David Keenan


David Keenan is a Scottish author, critic and musician who has been a regular contributor to The Wire since 1995. He is the author of England's Hidden Reverse, a biography of Coil, Current 93 and Nurse with Wound. He used to run Volcanic Tongue. His novel For the Good Times won the 2019 Gordon Burn Prize.
His work for The Wire has been highly influential, helping to focus the magazine more towards coverage of new experimental rock, noise, folk, industrial and psychedelic music. His most frequently cited article is a cover story that appeared in the August 2003 issue entitled "New Weird America", where Keenan coined the phrase "free folk", later bastardised to include "freak folk" and "wyrd folk" and used to describe everyone from Jack Rose and Charalambides through Devendra Banhart.

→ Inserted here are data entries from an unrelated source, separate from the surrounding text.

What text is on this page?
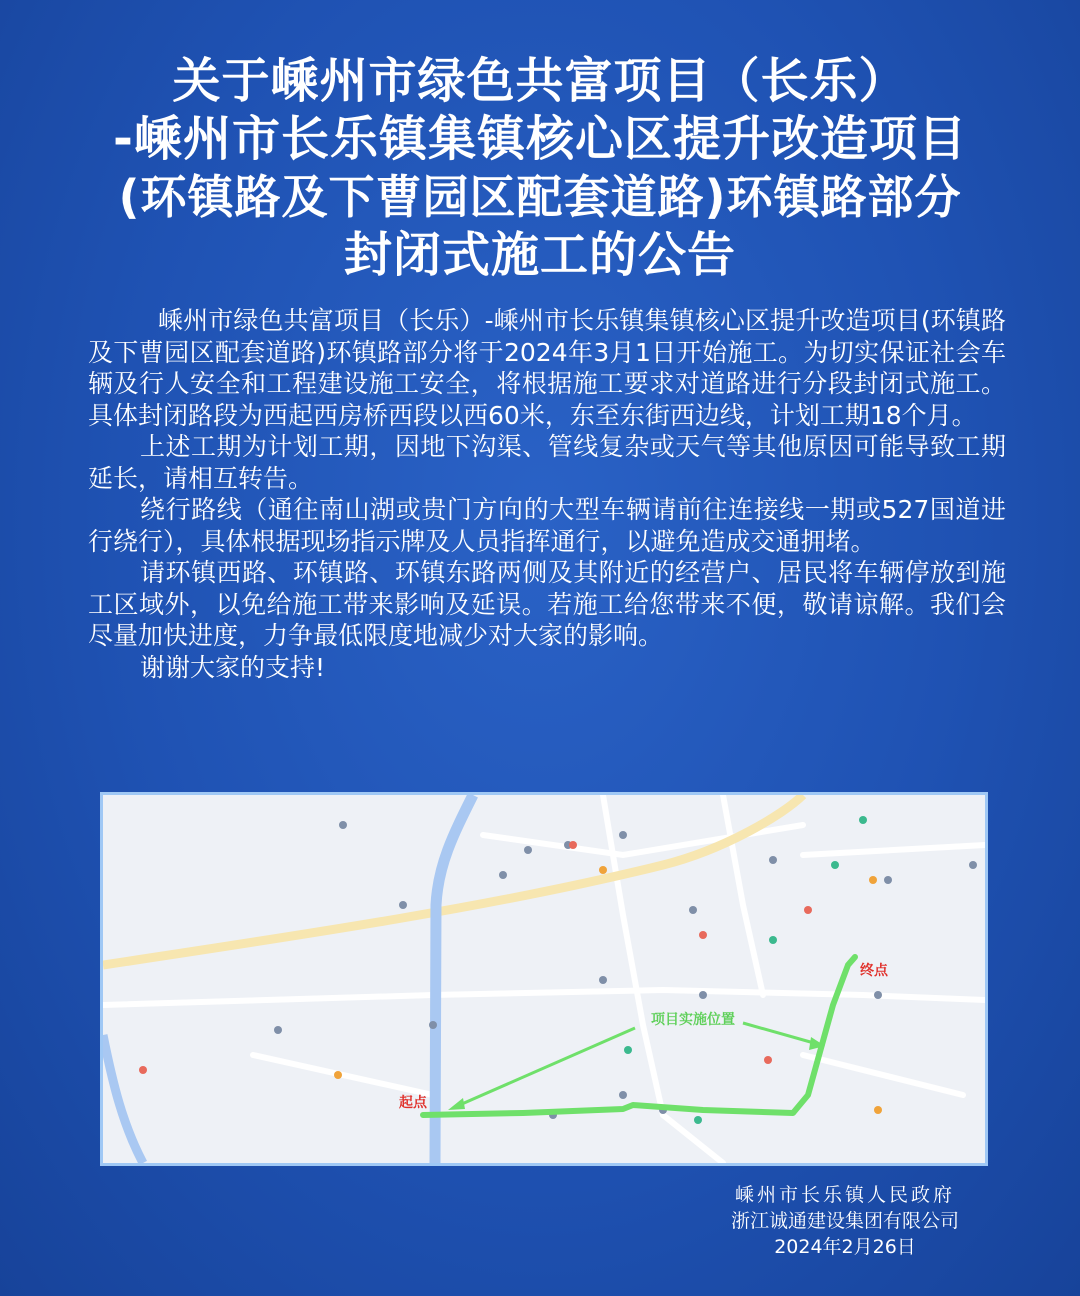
关于嵊州市绿色共富项目（长乐）
-嵊州市长乐镇集镇核心区提升改造项目
(环镇路及下曹园区配套道路)环镇路部分
封闭式施工的公告

嵊州市绿色共富项目（长乐）-嵊州市长乐镇集镇核心区提升改造项目(环镇路及下曹园区配套道路)环镇路部分将于2024年3月1日开始施工。为切实保证社会车辆及行人安全和工程建设施工安全，将根据施工要求对道路进行分段封闭式施工。具体封闭路段为西起西房桥西段以西60米，东至东街西边线，计划工期18个月。

上述工期为计划工期，因地下沟渠、管线复杂或天气等其他原因可能导致工期延长，请相互转告。

绕行路线（通往南山湖或贵门方向的大型车辆请前往连接线一期或527国道进行绕行），具体根据现场指示牌及人员指挥通行，以避免造成交通拥堵。

请环镇西路、环镇路、环镇东路两侧及其附近的经营户、居民将车辆停放到施工区域外，以免给施工带来影响及延误。若施工给您带来不便，敬请谅解。我们会尽量加快进度，力争最低限度地减少对大家的影响。

谢谢大家的支持!

起点
终点
项目实施位置
嵊州市长乐镇人民政府
浙江诚通建设集团有限公司
2024年2月26日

In an August 2009 piece for The Wire, Keenan coined "hypnagogic pop" to describe a group of musicians whose work resembled "pop music refracted through the memory of a memory". His article incited a slew of hate mail that derided hypnagogic pop as the "worst genre created by a journalist". Keenan became disenchanted with the movement once it homogenized with the mainstream.
A 2009 quote of Keenan cited by Karl Shaw, reproduced in his article in the Wall Street Journal, on the Beatles: "The Beatles are the absolute curse of modern Indie music...my favorite Beatle is Yoko Ono; without Yoko's influence, I don't think there would be any Beatles music I could listen to."